Получив письмо Аспазии, софист тотчас нанял корабль, взяв гребцами команду крепких рабов. Продик собирался в путь, окрыленный новой надеждой. Кораблю предстояло пройти вдоль скалистого берега и обогнуть мыс Сунион со знаменитым храмом Посейдона. Летом там царил полный штиль, однако зимой северный ветер и встречные течения превращали окрестности мыса в сущую преисподнюю. В море бесчинствовали пираты, но утлое суденышко под флагом посольства едва ли могло показаться желанной добычей, и Продик решился путешествовать один. Едва ступив на берег, он собирался поклониться могиле Сократа, который, по словам Аспазии, принял смерть с исключительным мужеством. А софисту мужества как раз и не хватало. Сама мысль о многодневном плавании в открытом море, среди беспощадных волн, вдоль границы мрачного Аида приводила его в ужас. Много лет назад Протагор сказал ему: «Лишь тот, кто провидит свою судьбу, обретает покой. Смерть — твоя сестра, обними ее, погладь ее по волосам, протяни ей руку, ведь она всегда рядом с тобой, от рождения». Метафора Продику понравилась, но толку от нее было мало.

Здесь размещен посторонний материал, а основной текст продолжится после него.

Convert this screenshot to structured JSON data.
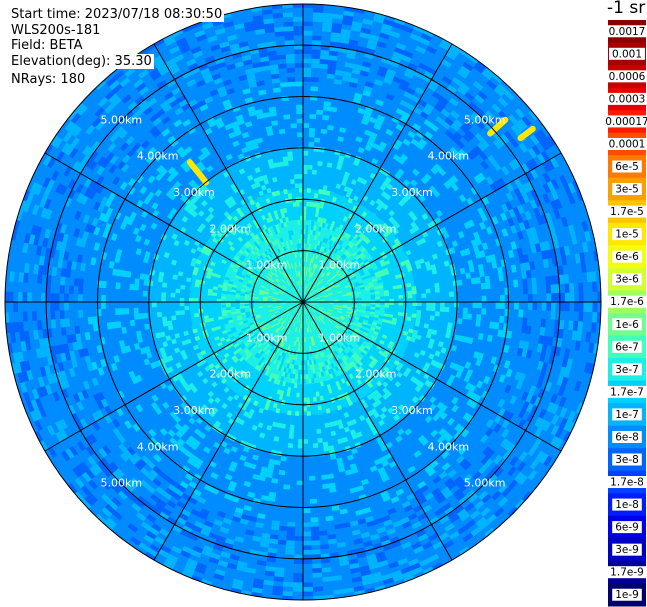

Официально софист считался послом Кеоса в Афинах, но по сути давно уже стал послом Афин на Кеосе. Даже в родном доме он не переставал скучать по роскошному салону Аспазии. Продику не хватало увлекательных бесед и утонченных собеседников: Еврипида, Фидия, Филолая Кротонского[73], математика Феодора[74], Геродота Галикарнасского[75], Горгия… В других городах он ощущал себя чужаком, тосковал, вспоминал Афины и Аспазию. Добровольный изгнанник, он вновь и вновь воскрешал в памяти потемневшие от времени, но по прежнему милые сердцу картины прошлого.